За эти полгода, что она стала артисткой, они видятся каждый день, хотя и живут врозь, по желанию Мани. Она наняла прелестную виллу, и он иногда просиживает там до вечера, всегда необходимый ей — и в жизни, и на сцене. Ее лицо — его барометр. Когда она весела, светит солнце. Она хандрит, и жизнь темнеет. Он думал почему-то, что изучил наконец эту изменчивую душу, это изменчивое лицо. Он видел его в моменты высшего экстаза, на сцене и в те интимные минуты после спектакля, когда она почти без чувств лежала в уборной. Или дома здесь, когда она играла с Ниной и сама становилась ребенком. Или когда глаза ее, темные от желания, останавливались на нем. Но лучшие часы были у него, в его старом тихом доме. По дорожкам заглохшего сада бродил тяжелыми шагами одинокий, безумный старик, ища чего-то, куда-то спеша; создавая себе иллюзию жизни в этом бесцельном движении, разряжавшем его энергию. Шторы были спущены, двери заперты. И в прогретой атмосфере странно красивой комнаты под звуки его импровизации, лежа у камина на тигровой шкуре, в греческой белой тунике с обнаженными руками, Маня грезила. И образы вставали перед нею. И реяли мечты. И огромные глаза глядели в огонь. И видели там целый мир.
Свой новый мир.
И эти минуты таинственного творчества, мучительно-сладкого, напряженно-страстного, были так прекрасны, так жутки, что Штейнбах тоже отрешался невольно от действительности. Он переносился в загадочный мир, полный символов, намеков, полутонов, где движение бровей или опустившийся уголок рта говорят яснее, чем сонет или рассказ. Где порывистый жест страстно раскинутых рук или поникшая головка становятся криком радости или поэмой страдания. О, этот новый, странный мир, который она находила в собственной душе, к которому она приобщила и его! Казалось, действительно, их души шептались в эти странные часы. Их души сплетались теснее, чем их тела в любовном экстазе. И только тогда, в эти сказочные минуты, он с гордостью мог сказать себе: «Маня — моя!»
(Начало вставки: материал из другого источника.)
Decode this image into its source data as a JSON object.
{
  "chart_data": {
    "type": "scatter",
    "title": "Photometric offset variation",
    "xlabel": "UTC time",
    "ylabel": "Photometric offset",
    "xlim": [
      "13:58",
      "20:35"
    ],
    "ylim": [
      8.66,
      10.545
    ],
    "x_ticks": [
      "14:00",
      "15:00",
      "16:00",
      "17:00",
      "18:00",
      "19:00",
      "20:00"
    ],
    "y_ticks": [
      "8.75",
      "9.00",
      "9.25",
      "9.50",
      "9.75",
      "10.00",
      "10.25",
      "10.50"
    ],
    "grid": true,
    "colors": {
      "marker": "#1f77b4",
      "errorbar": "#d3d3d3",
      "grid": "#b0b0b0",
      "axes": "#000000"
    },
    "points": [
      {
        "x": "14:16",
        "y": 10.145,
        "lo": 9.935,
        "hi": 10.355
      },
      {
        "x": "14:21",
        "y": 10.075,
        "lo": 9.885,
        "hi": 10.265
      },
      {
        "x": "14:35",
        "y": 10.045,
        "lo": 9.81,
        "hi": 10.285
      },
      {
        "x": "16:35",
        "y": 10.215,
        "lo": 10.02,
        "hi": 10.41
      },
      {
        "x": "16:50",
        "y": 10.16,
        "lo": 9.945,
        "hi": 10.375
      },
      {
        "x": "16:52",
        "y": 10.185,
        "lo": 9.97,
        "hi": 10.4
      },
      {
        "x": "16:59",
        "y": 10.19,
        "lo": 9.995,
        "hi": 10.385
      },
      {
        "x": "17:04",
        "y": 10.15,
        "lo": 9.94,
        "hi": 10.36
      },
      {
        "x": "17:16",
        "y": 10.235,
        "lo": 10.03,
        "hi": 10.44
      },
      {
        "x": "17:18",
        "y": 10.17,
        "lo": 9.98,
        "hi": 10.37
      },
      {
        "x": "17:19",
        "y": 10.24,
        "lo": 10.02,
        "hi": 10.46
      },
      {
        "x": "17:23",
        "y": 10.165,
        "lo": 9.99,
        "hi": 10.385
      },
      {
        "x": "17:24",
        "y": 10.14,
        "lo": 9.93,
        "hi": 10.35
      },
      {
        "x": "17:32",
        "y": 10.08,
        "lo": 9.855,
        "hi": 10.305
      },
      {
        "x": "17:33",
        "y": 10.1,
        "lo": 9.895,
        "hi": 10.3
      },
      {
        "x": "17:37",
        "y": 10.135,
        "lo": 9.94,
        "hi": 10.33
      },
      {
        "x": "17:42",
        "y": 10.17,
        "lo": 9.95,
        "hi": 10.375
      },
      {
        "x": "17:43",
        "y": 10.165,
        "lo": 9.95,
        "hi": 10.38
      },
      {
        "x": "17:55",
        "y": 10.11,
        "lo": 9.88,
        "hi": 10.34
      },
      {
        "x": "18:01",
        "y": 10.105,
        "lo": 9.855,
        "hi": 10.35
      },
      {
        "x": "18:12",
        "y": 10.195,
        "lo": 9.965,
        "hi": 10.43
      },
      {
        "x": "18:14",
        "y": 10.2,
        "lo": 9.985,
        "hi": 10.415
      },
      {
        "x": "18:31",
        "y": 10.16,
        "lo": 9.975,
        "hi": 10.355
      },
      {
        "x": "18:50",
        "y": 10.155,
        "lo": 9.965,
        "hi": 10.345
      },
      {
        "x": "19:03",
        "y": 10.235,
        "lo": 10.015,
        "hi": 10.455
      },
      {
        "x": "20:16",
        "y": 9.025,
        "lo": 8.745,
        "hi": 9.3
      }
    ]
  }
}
И, как бы бессознательно чувствуя зависимость своего настроения и творчества от звуков его игры, она вдруг с криком счастья кидалась ему на грудь. И отдавалась ему в самозабвении, как в первый вечер, два года назад, в этой комнате, когда бог творчества впервые вошел в ее душу.
Но за эти полгода он видел не только радости художника. Он был свидетелем страданий. Как часто неудовлетворенная, бессильная облечь в образы то, что звучало ей из его игры, Маня падала на пол и плакала исступленно, и рвала на себе волосы, и гнала его от себя с ненавистью, и твердила, что она — бездарность.
И все-таки, все-таки он не знает ее!
Вот это новое выражение усталости и пресыщения, которое старит ее и делает чужой и некрасивой. Откуда оно? Не может быть, чтоб одна бессонница могла вызвать такую перемену! Но что же тогда? Что?
Машинально он берет со столика газету.
— Оставь! — резко говорит Маня. И поднимается на подушках.
Он ошеломлен в первую секунду. Затем губы его кривятся.
— Нет, я возьму! — говорит он. Встает и высоко поднимает над головой журнал. — Это нелепость. Почему именно я не смею смотреть то, что миллион людей уже видели нынче в Париже?
Но она и не думает бороться и отнимать. Она опять опускается на подушки и закрывает глаза. Однако он чувствует, что это только поза, что она вся насторожилась.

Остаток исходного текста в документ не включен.